Is there another way to find projection a point on a line by using TikZ without using 3dtools? and draw the circle passing three points C, D, P.

Answer 1

I use Maple to find coordinates of two points P and Q. About the circle CDP, I use 3dtools! Therefore, I don't add that code.

\documentclass[border=3mm,12pt,tikz]{standalone}
\usepackage{tikz,tikz-3dplot} 
\begin{document}
    \tdplotsetmaincoords{60}{110}
    \begin{tikzpicture}[tdplot_main_coords]
        \pgfmathsetmacro\a{4}
        \pgfmathsetmacro\b{4}
        \pgfmathsetmacro\h{4}
    % definitions
    \path
    coordinate(A) at (0,0,0)
    coordinate (B) at (\a,0,0)
    coordinate (C) at (\a,\b,0) 

    coordinate (D) at (0,\b,0)                          
    coordinate (S) at (0,0,\h)                
({\h*\h*\a/(\a*\a +\b*\b + \h*\h)}, {\h*\h*\b/(\a*\a +\b*\b + \h*\h)}, {\h*(\a*\a +\b*\b)/(\a*\a +\b*\b + \h*\h)}) coordinate (P)

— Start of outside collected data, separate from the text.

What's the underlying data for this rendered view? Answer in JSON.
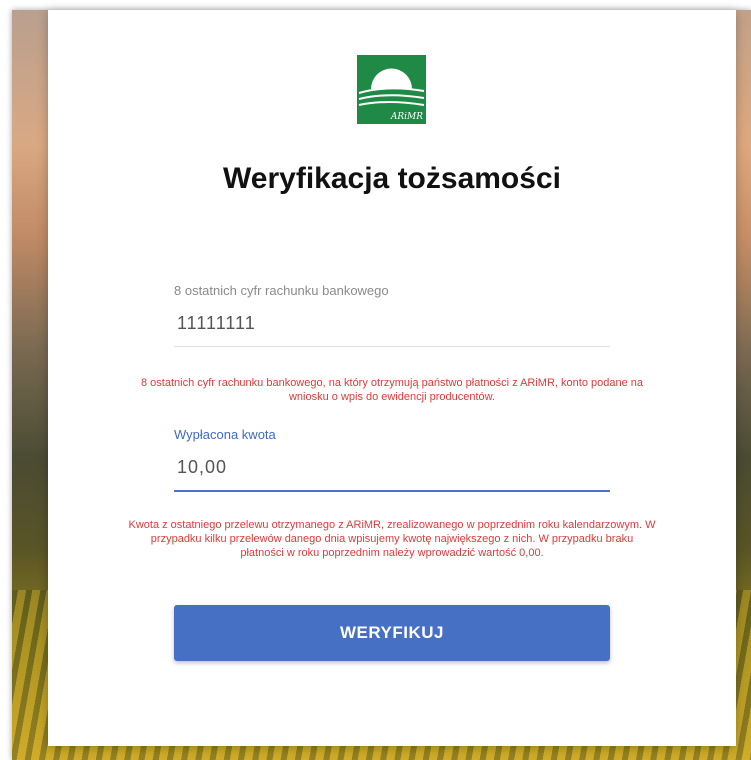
{
  "logo": {
    "text": "ARiMR",
    "colors": {
      "green": "#1f8a46",
      "white": "#ffffff"
    }
  },
  "title": "Weryfikacja tożsamości",
  "bank_account_field": {
    "label": "8 ostatnich cyfr rachunku bankowego",
    "value": "11111111",
    "hint": "8 ostatnich cyfr rachunku bankowego, na który otrzymują państwo płatności z ARiMR, konto podane na wniosku o wpis do ewidencji producentów."
  },
  "amount_field": {
    "label": "Wypłacona kwota",
    "value": "10,00",
    "hint": "Kwota z ostatniego przelewu otrzymanego z ARiMR, zrealizowanego w poprzednim roku kalendarzowym. W przypadku kilku przelewów danego dnia wpisujemy kwotę największego z nich. W przypadku braku płatności w roku poprzednim należy wprowadzić wartość 0,00."
  },
  "submit_button": {
    "label": "WERYFIKUJ"
  },
  "colors": {
    "accent": "#4570c4",
    "error": "#e03a3a",
    "label": "#8a8a8a"
  }
}
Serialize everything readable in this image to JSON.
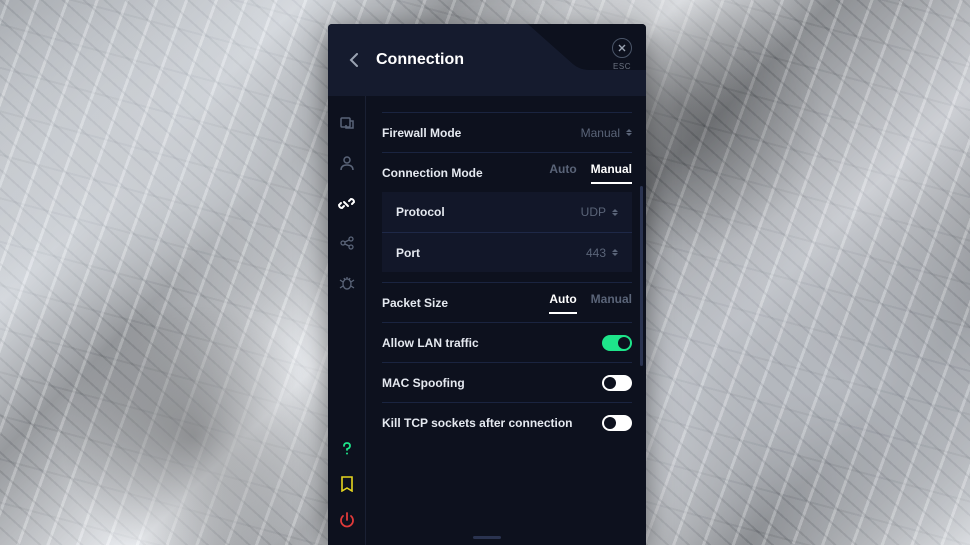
{
  "header": {
    "title": "Connection",
    "esc_label": "ESC"
  },
  "rows": {
    "firewall_mode": {
      "label": "Firewall Mode",
      "value": "Manual"
    },
    "connection_mode": {
      "label": "Connection Mode",
      "auto": "Auto",
      "manual": "Manual",
      "selected": "Manual"
    },
    "protocol": {
      "label": "Protocol",
      "value": "UDP"
    },
    "port": {
      "label": "Port",
      "value": "443"
    },
    "packet_size": {
      "label": "Packet Size",
      "auto": "Auto",
      "manual": "Manual",
      "selected": "Auto"
    },
    "allow_lan": {
      "label": "Allow LAN traffic",
      "on": true
    },
    "mac_spoof": {
      "label": "MAC Spoofing",
      "on": false
    },
    "kill_tcp": {
      "label": "Kill TCP sockets after connection",
      "on": false
    }
  },
  "colors": {
    "bg": "#0d111e",
    "accent": "#1ee58a",
    "muted": "#5a6478",
    "divider": "#1a2440"
  }
}
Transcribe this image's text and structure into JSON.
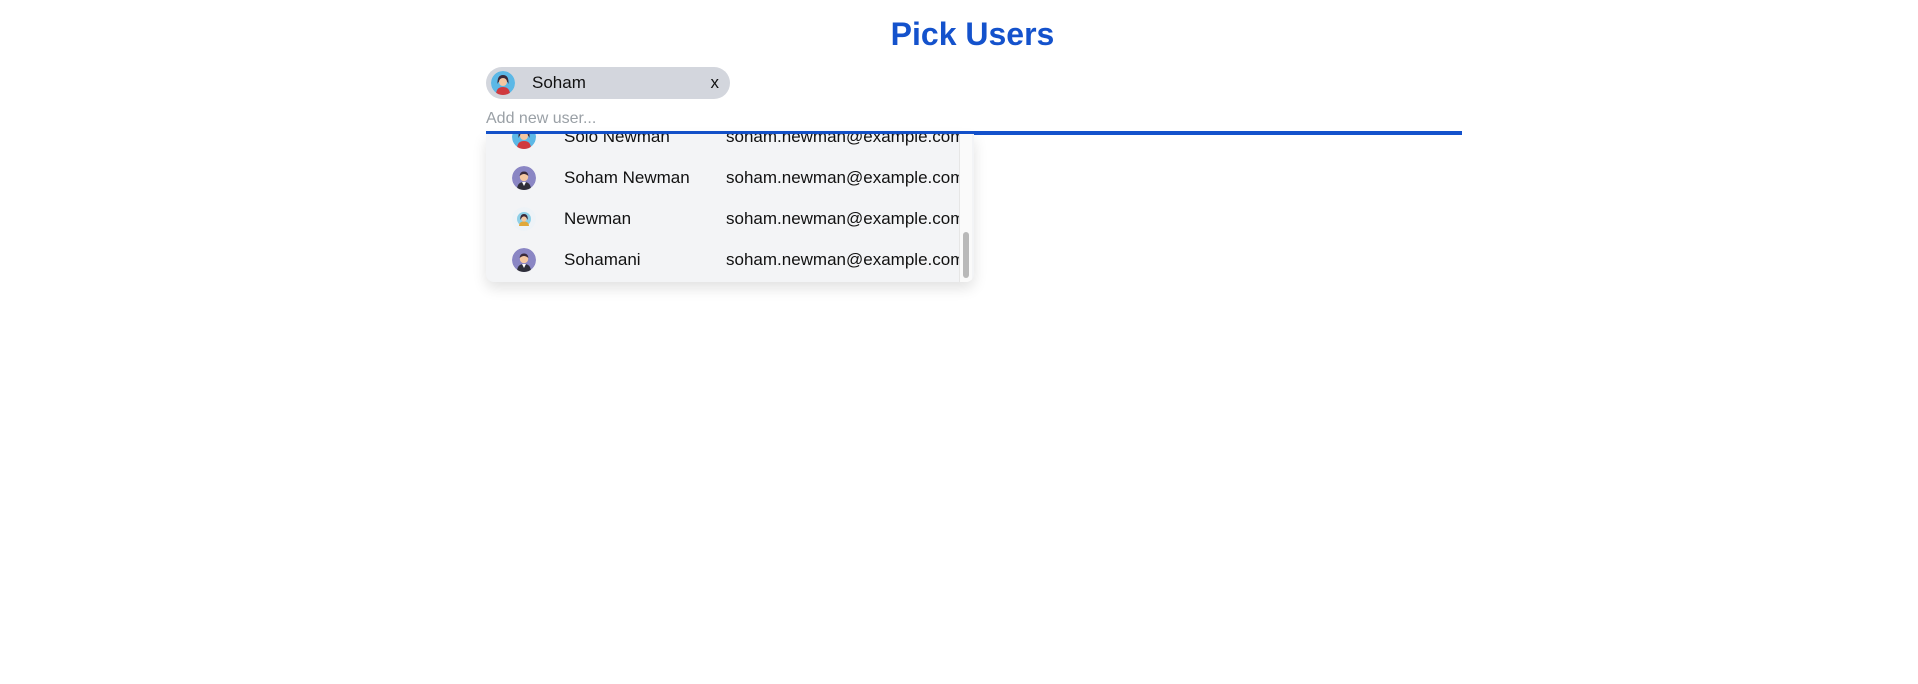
{
  "page": {
    "title": "Pick Users"
  },
  "selected_chip": {
    "label": "Soham",
    "close_label": "x",
    "avatar_icon": "woman-avatar-icon"
  },
  "input": {
    "value": "",
    "placeholder": "Add new user..."
  },
  "dropdown": {
    "items": [
      {
        "name": "Solo Newman",
        "email": "soham.newman@example.com",
        "avatar_icon": "woman-avatar-icon"
      },
      {
        "name": "Soham Newman",
        "email": "soham.newman@example.com",
        "avatar_icon": "man-avatar-icon"
      },
      {
        "name": "Newman",
        "email": "soham.newman@example.com",
        "avatar_icon": "woman-avatar-icon"
      },
      {
        "name": "Sohamani",
        "email": "soham.newman@example.com",
        "avatar_icon": "man-avatar-icon"
      }
    ]
  },
  "colors": {
    "accent": "#1452cc",
    "chip_bg": "#d3d6dd",
    "dropdown_bg": "#f3f4f6"
  }
}
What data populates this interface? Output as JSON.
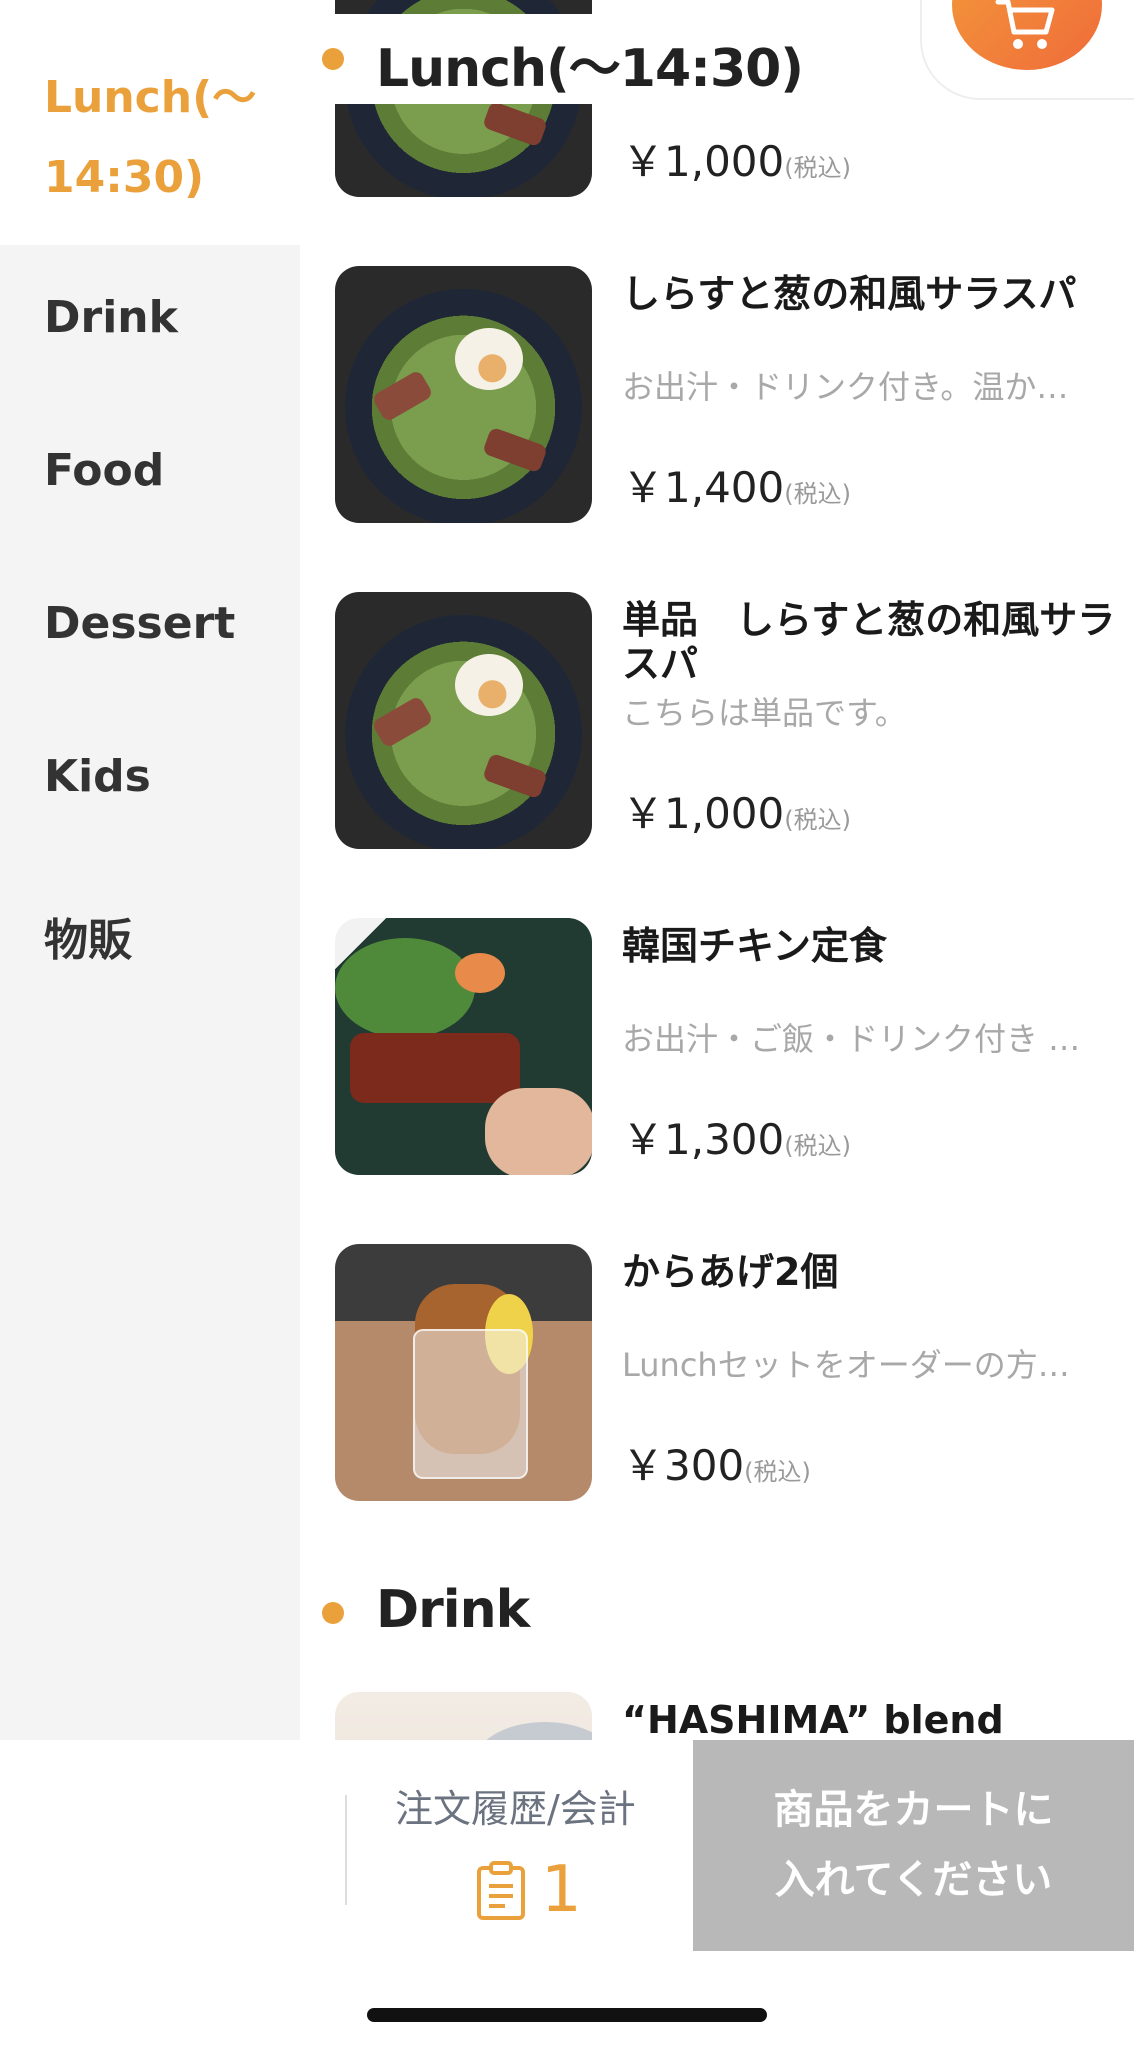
{
  "sidebar": {
    "active": "Lunch(〜14:30)",
    "items": [
      "Drink",
      "Food",
      "Dessert",
      "Kids",
      "物販"
    ]
  },
  "sections": [
    {
      "title": "Lunch(〜14:30)"
    },
    {
      "title": "Drink"
    }
  ],
  "menu_items": [
    {
      "name": "",
      "description": "",
      "price": "￥1,000",
      "tax": "(税込)"
    },
    {
      "name": "しらすと葱の和風サラスパ",
      "description": "お出汁・ドリンク付き。温か…",
      "price": "￥1,400",
      "tax": "(税込)"
    },
    {
      "name": "単品　しらすと葱の和風サラスパ",
      "description": "こちらは単品です。",
      "price": "￥1,000",
      "tax": "(税込)"
    },
    {
      "name": "韓国チキン定食",
      "description": "お出汁・ご飯・ドリンク付き …",
      "price": "￥1,300",
      "tax": "(税込)"
    },
    {
      "name": "からあげ2個",
      "description": "Lunchセットをオーダーの方…",
      "price": "￥300",
      "tax": "(税込)"
    },
    {
      "name": "“HASHIMA” blend"
    }
  ],
  "bottom_bar": {
    "history_label": "注文履歴/会計",
    "history_count": "1",
    "cta_line1": "商品をカートに",
    "cta_line2": "入れてください"
  },
  "icons": {
    "cart": "cart-icon",
    "clipboard": "clipboard-icon",
    "section_dot": "bullet-dot-icon"
  },
  "colors": {
    "accent": "#eba13b",
    "cart_gradient_start": "#f29a3a",
    "cart_gradient_end": "#f06b3a",
    "cta_disabled": "#b8b8b8",
    "sidebar_bg": "#f4f4f4"
  }
}
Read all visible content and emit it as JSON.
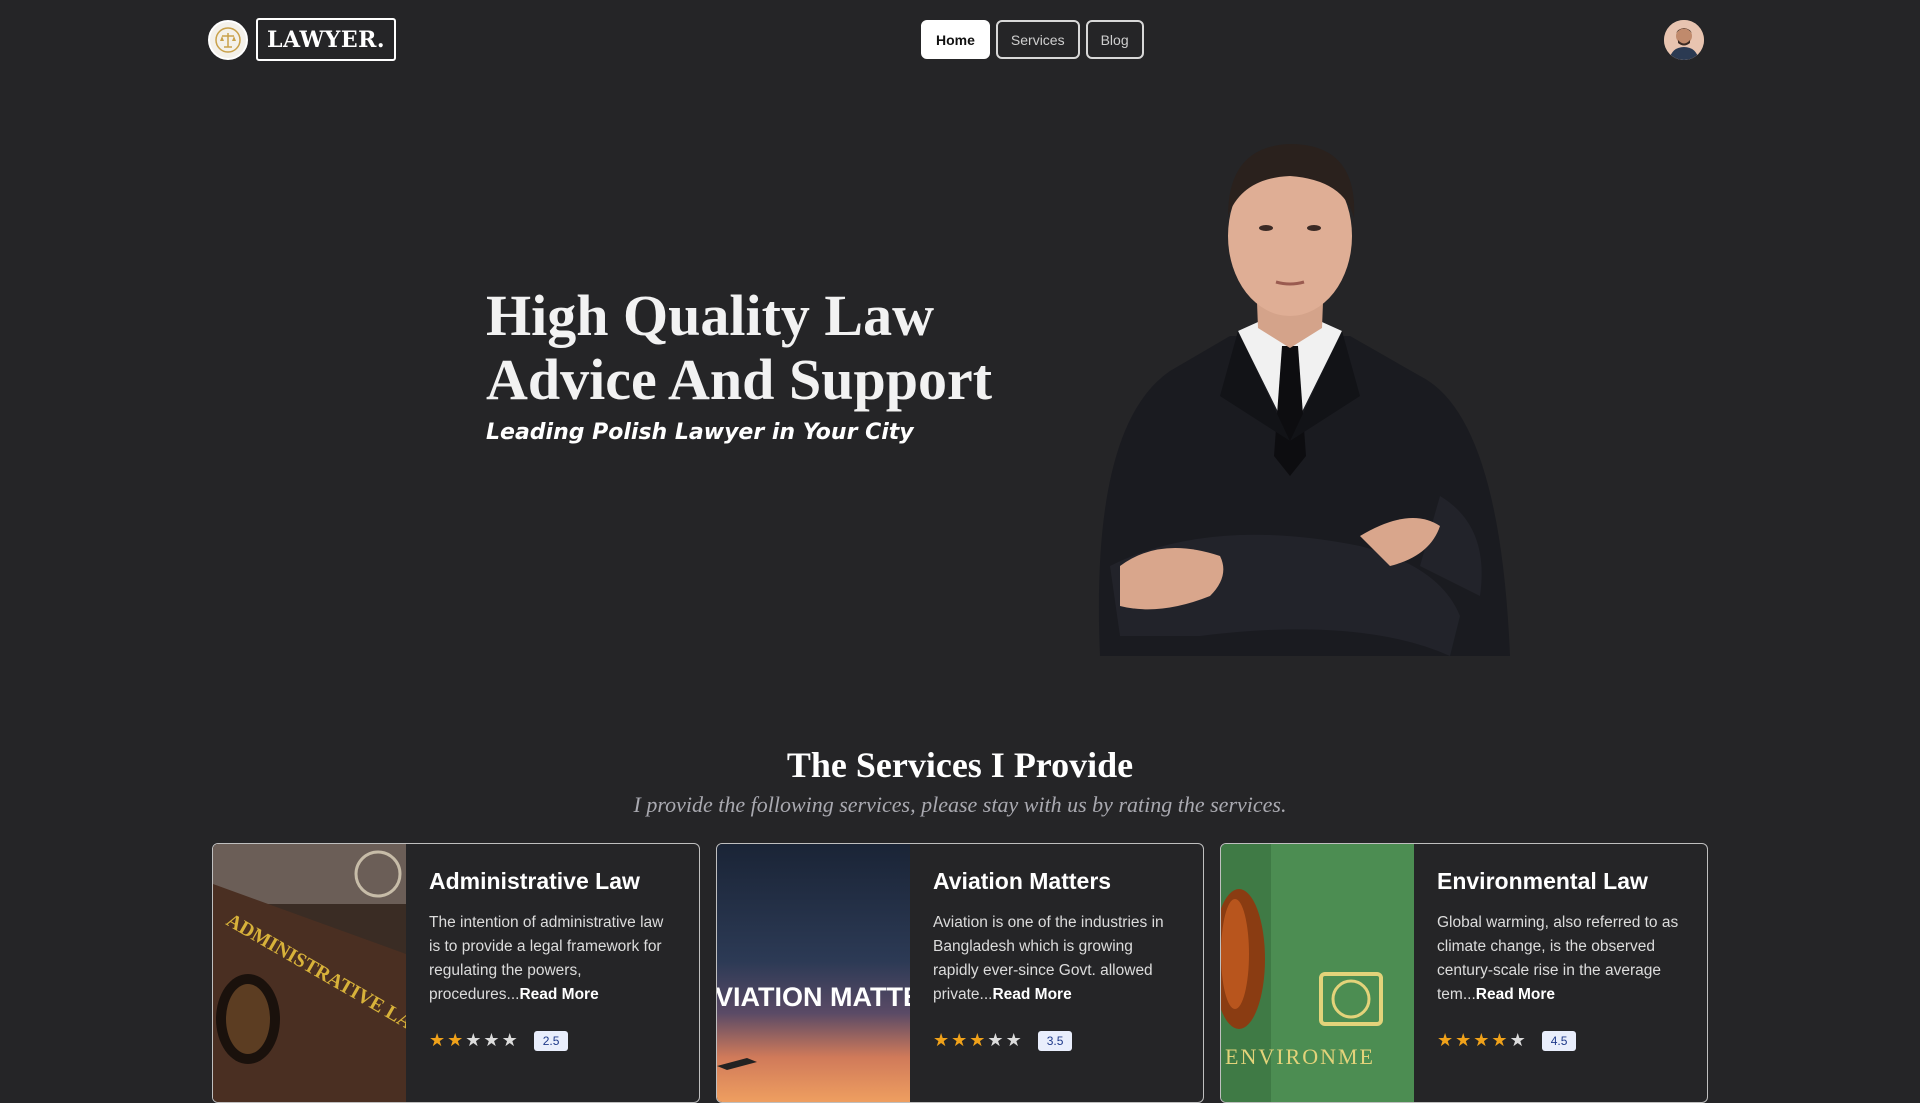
{
  "brand": {
    "name": "LAWYER."
  },
  "nav": {
    "items": [
      {
        "label": "Home",
        "active": true
      },
      {
        "label": "Services",
        "active": false
      },
      {
        "label": "Blog",
        "active": false
      }
    ]
  },
  "hero": {
    "title_line1": "High Quality Law",
    "title_line2": "Advice And Support",
    "subtitle": "Leading Polish Lawyer in Your City"
  },
  "services": {
    "title": "The Services I Provide",
    "subtitle": "I provide the following services, please stay with us by rating the services.",
    "cards": [
      {
        "title": "Administrative Law",
        "text": "The intention of administrative law is to provide a legal framework for regulating the powers, procedures...",
        "read_more": "Read More",
        "stars_filled": 2,
        "rating": "2.5",
        "image_text": "ADMINISTRATIVE LAW"
      },
      {
        "title": "Aviation Matters",
        "text": "Aviation is one of the industries in Bangladesh which is growing rapidly ever-since Govt. allowed private...",
        "read_more": "Read More",
        "stars_filled": 3,
        "rating": "3.5",
        "image_text": "VIATION MATTEI"
      },
      {
        "title": "Environmental Law",
        "text": "Global warming, also referred to as climate change, is the observed century-scale rise in the average tem...",
        "read_more": "Read More",
        "stars_filled": 4,
        "rating": "4.5",
        "image_text": "ENVIRONME"
      }
    ]
  },
  "colors": {
    "background": "#252527",
    "star": "#f0a21a",
    "badge_bg": "#e9eefc",
    "badge_text": "#1f3a8a"
  }
}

(0, {\h\h\b/(\b\b + \h\h)}, {\h\b\b/(\b\b + \h\h)}) coordinate (Q)
        ;
        \draw[dashed,thick]
        (A) -- (B)  (A) -- (C)  (D)--(A) (S) -- (A) ;
        \draw[thick]
        (S) -- (B) -- (C) -- (D) -- cycle (S) -- (C) ;
        \draw[red, thick, dashed]  (A)-- (P) (A)-- (Q) ;
        \foreach \point/\position in {A/left,B/left,C/below,S/above,D/right,P/right,Q/right}
        {
            \fill (\point) circle (.8pt);
            \node[\position=3pt] at (\point) {$\point$};
        }
    \end{tikzpicture}
\end{document}